115 dias pra quê?

Recentemente, a educação pública da Bahia viveu um de seus capítulos mais tristes. Um interminável embate entre governo e representantes sindicais resultou numa greve que se arrastou por 115 dias e, no final das contas, apenas os alunos saíram prejudicados: o governo passou a realizar uma agenda positiva para apagar da memória da população os estragos da paralisação e os professores vão empurrar com a barriga um ano letivo perdido e irrecuperável. Diante de tal situação, delimitar culpados serve para o único objetivo de procurar algozes para um crime que ficará sem castigo. A pergunta que ecoa nos ouvidos de todos os envolvidos é uma única: foram 115 para quê?

Abaixo, reproduzo o diálogo entre um professor da rede pública estadual baiana e este interlocutor.

“No fim da carreira, é isso que tenho que enfrentar”. Retira do bolso um celular equipado com câmera e mostra esta foto:

“O que é isso?”, as pessoas à volta perguntam.

“É um quadro”.

“Não usam mais giz nas escolas?”, questiona alguém que há alguns anos já não tem contato com o ambiente escolar.

Isso era para ser um quadro branco”, responde o educador, constrangido, com um semblante de extrema decepção.

Silêncio constrangedor se segue.

“No final da minha carreira, eu esperava algo mais digno. Não é só o quadro. Se bater ou mesmo apagar sem cuidado, ele despenca. Se fosse apenas isso. Agora imagine o que é dar aula numa sala de aula em que há um banheiro dentro. E um banheiro que está quebrado e ninguém suporta o fedor dele”, lamenta ainda mais o professor. E, para provar mostra outra foto:

Com relação à greve dos professores, o governador informa que tinha feito uma proposta anterior de investir a mais R$ 213 milhões nas despesas com a educação, mas acatou a proposta do MPE e do TJ/BA, que ampliou em outros R$ 23 milhões, especificamente para atender a questão salarial da categoria. (veja nota completa)

Durante toda a greve, o governo do Estado utilizou o argumento de que extrapolaria o teto permitido pela Lei de Responsabilidade Fiscal caso acatasse a proposta dos 22% dos professores em 2012. Segundo o presidente da Assembleia Legislativa da Bahia, deputado Marcelo Nilo (PDT), o governador, inclusive, teve a “humildade” de sentar para negociar com representantes dos professores com a intermediação do Ministério Público Estadual e, mesmo durante essas conversas, o argumento do teto foi repetido reiteradas vezes, a ponto de cansar o próprio governador, os servidores, a imprensa e a opinião púbica. Mas, apesar de pouco questionado, mesmo pelos professores, o buraco da educação é muito mais embaixo – parafraseando um linguajar mais popular e adequado à educação da maioria da população baiana/ brasileira.

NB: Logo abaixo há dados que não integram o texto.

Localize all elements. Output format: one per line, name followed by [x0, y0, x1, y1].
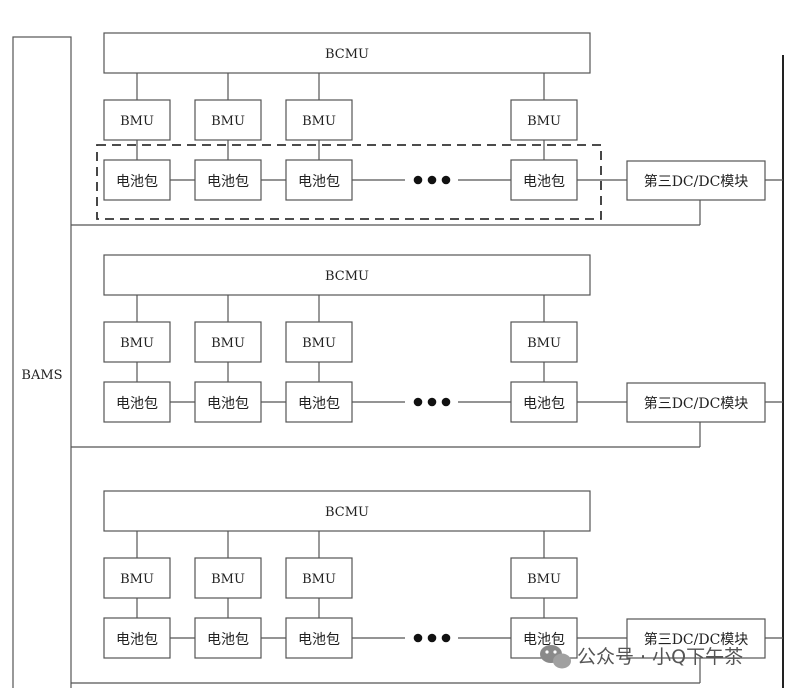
bcmu-group-2: BCMU BMU 电池包 BMU 电池包 BMU 电池包 BMU 电池包 第三DC/DC模块: [71, 254, 783, 448]
bmu-label: BMU: [211, 114, 245, 129]
bmu-label: BMU: [527, 114, 561, 129]
battery-pack-box: [285, 617, 353, 659]
battery-pack-label: 电池包: [523, 396, 565, 412]
battery-pack-label: 电池包: [207, 174, 249, 190]
dcdc-module-box: [626, 160, 766, 201]
bcmu-label: BCMU: [325, 269, 369, 284]
dcdc-module-label: 第三DC/DC模块: [644, 395, 749, 412]
highlight-dashed-frame: [96, 144, 602, 220]
battery-pack-label: 电池包: [298, 632, 340, 648]
battery-pack-label: 电池包: [116, 396, 158, 412]
bmu-box: [510, 99, 578, 141]
ellipsis-dot: [427, 397, 437, 407]
battery-pack-box: [194, 617, 262, 659]
ellipsis-dot: [441, 175, 451, 185]
bmu-label: BMU: [302, 336, 336, 351]
dcdc-module-box: [626, 382, 766, 423]
ellipsis-dot: [413, 175, 423, 185]
bcmu-label: BCMU: [325, 505, 369, 520]
battery-pack-box: [103, 381, 171, 423]
bmu-box: [194, 99, 262, 141]
groups-container: BCMUBMU电池包BMU电池包BMU电池包BMU电池包第三DC/DC模块BCM…: [71, 32, 783, 684]
dcdc-module-box: [626, 618, 766, 659]
bmu-label: BMU: [120, 572, 154, 587]
bmu-label: BMU: [120, 336, 154, 351]
ellipsis-dot: [413, 397, 423, 407]
bmu-label: BMU: [527, 572, 561, 587]
wechat-icon: [540, 645, 571, 669]
bmu-box: [103, 321, 171, 363]
battery-pack-label: 电池包: [116, 632, 158, 648]
battery-pack-label: 电池包: [207, 632, 249, 648]
bcmu-box: [103, 490, 591, 532]
dcdc-module-label: 第三DC/DC模块: [644, 631, 749, 648]
battery-pack-label: 电池包: [298, 174, 340, 190]
bmu-label: BMU: [120, 114, 154, 129]
bmu-label: BMU: [527, 336, 561, 351]
watermark-text: 公众号 · 小Q下午茶: [577, 646, 743, 668]
bams-box: [12, 36, 72, 688]
bcmu-box: [103, 32, 591, 74]
bmu-label: BMU: [302, 114, 336, 129]
bmu-box: [103, 557, 171, 599]
ellipsis-dot: [441, 397, 451, 407]
battery-pack-label: 电池包: [523, 632, 565, 648]
battery-pack-label: 电池包: [523, 174, 565, 190]
battery-pack-label: 电池包: [298, 396, 340, 412]
bcmu-box: [103, 254, 591, 296]
bcmu-group-1: BCMU BMU 电池包 BMU 电池包 BMU 电池包 BMU 电池包 第三DC/DC模块: [71, 32, 783, 226]
ellipsis-dot: [427, 175, 437, 185]
bcmu-group-3: BCMU BMU 电池包 BMU 电池包 BMU 电池包 BMU 电池包 第三DC/DC模块: [71, 490, 783, 684]
battery-pack-box: [103, 617, 171, 659]
bmu-box: [103, 99, 171, 141]
bams-label: BAMS: [21, 368, 62, 383]
battery-pack-label: 电池包: [116, 174, 158, 190]
watermark: 公众号 · 小Q下午茶: [540, 645, 743, 669]
ellipsis-dot: [427, 633, 437, 643]
bmu-label: BMU: [211, 572, 245, 587]
battery-pack-label: 电池包: [207, 396, 249, 412]
battery-pack-box: [194, 381, 262, 423]
ellipsis-dot: [413, 633, 423, 643]
battery-pack-box: [285, 381, 353, 423]
ellipsis-dot: [441, 633, 451, 643]
battery-pack-box: [194, 159, 262, 201]
battery-pack-box: [510, 381, 578, 423]
bmu-box: [194, 321, 262, 363]
battery-pack-box: [103, 159, 171, 201]
dcdc-module-label: 第三DC/DC模块: [644, 173, 749, 190]
bmu-box: [285, 99, 353, 141]
bmu-box: [510, 557, 578, 599]
bmu-label: BMU: [302, 572, 336, 587]
bcmu-label: BCMU: [325, 47, 369, 62]
bmu-label: BMU: [211, 336, 245, 351]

Os educadores reclamavam de falta de infraestrutura nas escolas. Os alunos reclamavam de falta de infraestrutura nas escolas (veja iniciativa de uma estudante catarinense que tem repercutido na imprensa). O Estado – independente de instância, seja federal, estadual ou municipal – admite falta de infraestrutura. E canta aos quatro cantos que “nunca antes na história desse país” se investiu tanto em educação. Mas será que o canto é real ou apenas mais um canto da sereia, como tantos que os eleitores estão acostumados a ouvir – há mais de 30 anos, diga-se de passagem? As fotos falam por si. Nessa briga de bandidos e mocinhos, uma coisa está comprometida. E é aquilo que nesses 30 anos é repetido como mantra. “Brasil, o país do futuro”. Futuro de quem?

Foram 115 dias. Pra quê? Pra quem? Por que?

* Tanto a identidade do professor quanto da instituição foram omitidos para preservá-los de represálias. O profissional reiterou que seu nome não fosse citado para evitar que a diretora da escola em que as fotografias foram tiradas seja prejudicada. As palavras foram deixadas em negrito para dar ênfase a indignação do educador.